Communicating with Mesothelioma Medical Team Can Help Ease Discomfort
“I am a little short of breath, but I didn’t call anyone because I was thinking it would get better.” “I am still having pain, but I thought it would go away.” Two very different patients; two very common problems for patients with mesothelioma.
This past weekend I saw two patients who had both undergone surgery a month ago, and both had very different symptoms that could be helped. Except they did not bring these issues to the medical team’s attention, instead they suffered in silence at home until their next scheduled appointment. While I know it is scary to leave the hospital where you are surrounded by professionals who know what is typical and what is not, it is important that mesothelioma patients be aware of subtle, bothersome changes that can be treated before they develop into bigger problems.

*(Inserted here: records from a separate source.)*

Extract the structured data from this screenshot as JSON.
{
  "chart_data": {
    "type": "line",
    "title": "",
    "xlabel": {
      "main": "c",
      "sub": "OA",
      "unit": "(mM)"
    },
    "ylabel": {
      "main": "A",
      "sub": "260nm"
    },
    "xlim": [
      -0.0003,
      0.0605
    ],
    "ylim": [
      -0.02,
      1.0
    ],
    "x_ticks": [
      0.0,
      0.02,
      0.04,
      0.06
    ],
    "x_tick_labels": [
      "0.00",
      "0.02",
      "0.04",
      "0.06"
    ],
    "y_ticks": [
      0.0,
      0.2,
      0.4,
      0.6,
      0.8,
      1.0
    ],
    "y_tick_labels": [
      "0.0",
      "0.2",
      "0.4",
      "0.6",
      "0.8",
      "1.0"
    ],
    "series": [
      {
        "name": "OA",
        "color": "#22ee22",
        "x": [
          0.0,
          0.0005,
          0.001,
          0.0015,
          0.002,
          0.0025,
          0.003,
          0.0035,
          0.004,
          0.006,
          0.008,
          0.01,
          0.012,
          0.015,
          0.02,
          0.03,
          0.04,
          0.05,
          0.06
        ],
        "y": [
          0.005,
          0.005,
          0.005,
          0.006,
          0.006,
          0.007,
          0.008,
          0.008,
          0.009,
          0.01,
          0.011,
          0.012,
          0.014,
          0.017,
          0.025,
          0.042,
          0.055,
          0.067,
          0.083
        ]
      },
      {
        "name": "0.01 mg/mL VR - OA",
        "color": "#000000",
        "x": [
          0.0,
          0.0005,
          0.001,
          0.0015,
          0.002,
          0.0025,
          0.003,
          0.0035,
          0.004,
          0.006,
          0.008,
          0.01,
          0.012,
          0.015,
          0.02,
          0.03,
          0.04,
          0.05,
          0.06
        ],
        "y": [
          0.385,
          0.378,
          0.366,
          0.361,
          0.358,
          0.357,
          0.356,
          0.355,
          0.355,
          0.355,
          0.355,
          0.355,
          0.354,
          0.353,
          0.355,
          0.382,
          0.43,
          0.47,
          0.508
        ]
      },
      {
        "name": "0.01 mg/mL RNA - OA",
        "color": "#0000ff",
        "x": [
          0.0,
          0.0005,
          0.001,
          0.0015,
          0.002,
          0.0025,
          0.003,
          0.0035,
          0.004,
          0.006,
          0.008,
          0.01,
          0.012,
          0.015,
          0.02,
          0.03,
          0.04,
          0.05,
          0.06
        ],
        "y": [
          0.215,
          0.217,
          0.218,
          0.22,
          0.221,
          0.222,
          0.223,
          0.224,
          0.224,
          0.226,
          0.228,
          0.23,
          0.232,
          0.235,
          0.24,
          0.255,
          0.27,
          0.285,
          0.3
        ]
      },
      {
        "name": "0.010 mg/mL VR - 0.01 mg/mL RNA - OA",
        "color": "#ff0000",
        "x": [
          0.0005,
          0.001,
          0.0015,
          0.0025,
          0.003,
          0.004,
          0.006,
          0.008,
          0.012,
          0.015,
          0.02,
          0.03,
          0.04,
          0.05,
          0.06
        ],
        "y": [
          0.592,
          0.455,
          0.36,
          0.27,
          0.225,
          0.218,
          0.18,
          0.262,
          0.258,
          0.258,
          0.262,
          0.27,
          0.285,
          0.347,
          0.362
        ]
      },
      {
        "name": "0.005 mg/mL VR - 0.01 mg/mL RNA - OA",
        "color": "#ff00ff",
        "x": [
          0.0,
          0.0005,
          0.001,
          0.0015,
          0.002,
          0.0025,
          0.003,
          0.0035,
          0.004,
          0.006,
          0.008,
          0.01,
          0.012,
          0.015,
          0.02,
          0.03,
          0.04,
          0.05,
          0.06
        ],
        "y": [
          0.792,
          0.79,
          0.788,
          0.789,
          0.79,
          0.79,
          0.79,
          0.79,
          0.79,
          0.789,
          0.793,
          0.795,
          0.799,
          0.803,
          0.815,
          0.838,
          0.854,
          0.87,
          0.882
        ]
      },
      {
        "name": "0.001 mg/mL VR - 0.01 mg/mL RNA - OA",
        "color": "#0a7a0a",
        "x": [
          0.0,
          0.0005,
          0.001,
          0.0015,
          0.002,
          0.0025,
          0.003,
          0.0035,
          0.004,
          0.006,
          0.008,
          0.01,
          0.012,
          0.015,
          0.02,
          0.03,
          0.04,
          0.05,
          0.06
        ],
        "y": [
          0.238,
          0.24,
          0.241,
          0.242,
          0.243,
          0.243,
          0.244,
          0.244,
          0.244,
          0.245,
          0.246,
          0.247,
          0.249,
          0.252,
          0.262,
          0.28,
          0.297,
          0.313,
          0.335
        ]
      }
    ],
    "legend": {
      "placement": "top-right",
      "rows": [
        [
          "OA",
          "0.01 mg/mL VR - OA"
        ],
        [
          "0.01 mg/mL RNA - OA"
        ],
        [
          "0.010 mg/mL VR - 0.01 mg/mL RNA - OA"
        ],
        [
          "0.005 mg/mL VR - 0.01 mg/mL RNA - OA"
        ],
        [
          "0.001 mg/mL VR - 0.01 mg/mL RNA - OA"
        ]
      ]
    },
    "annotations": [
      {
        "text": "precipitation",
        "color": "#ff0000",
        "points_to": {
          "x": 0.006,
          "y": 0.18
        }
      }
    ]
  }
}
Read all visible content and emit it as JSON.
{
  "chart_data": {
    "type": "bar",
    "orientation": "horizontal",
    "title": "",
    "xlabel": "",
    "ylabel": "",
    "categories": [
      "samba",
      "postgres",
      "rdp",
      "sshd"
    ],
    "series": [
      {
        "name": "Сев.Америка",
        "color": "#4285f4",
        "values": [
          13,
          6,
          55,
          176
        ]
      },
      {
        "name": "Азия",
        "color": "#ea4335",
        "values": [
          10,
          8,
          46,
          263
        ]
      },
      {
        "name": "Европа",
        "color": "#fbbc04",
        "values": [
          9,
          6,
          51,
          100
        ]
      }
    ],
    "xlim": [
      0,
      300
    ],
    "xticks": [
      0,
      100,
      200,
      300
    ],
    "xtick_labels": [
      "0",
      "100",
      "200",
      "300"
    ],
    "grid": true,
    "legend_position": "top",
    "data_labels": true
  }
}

Recovering from surgery is a very stressful time. Dealing with pain, dietary restrictions and exercise guidelines are tough enough, but add to them management of suture lines, fluid balance, weakness, and even bowel function, and patients can easily become overwhelmed. Although a patient may not know what is “not normal” after surgery, any time you are concerned about something, it is best to call your medical point of contact to help allay your fears, and maybe even get relief through a medication or additional information.
The first patient had developed shortness of breath over a couple of days. In her case, she was not discharged with a diuretic- intentionally. But after a call to her doctor and a short discussion, a prescription was ordered and she was “much better” the next day.
For the patient suffering from pain, ongoing discussions between him and the medical team has allowed the doctor to monitor dosage and adjust medication as needed. Adding an additional medication, taking the medication as needed, and developing a plan all helped to ease the pain and allow the patient to rest easier.
Every patient’s journey with mesothelioma is different, but all of them will experience bumps along the way. Open communication with your medical team, your family, and your caregivers is essential. Your team will be responsive to your needs – but they need to know about them. If something is bothering you, ask. Your team wants you to feel the best you possibly can!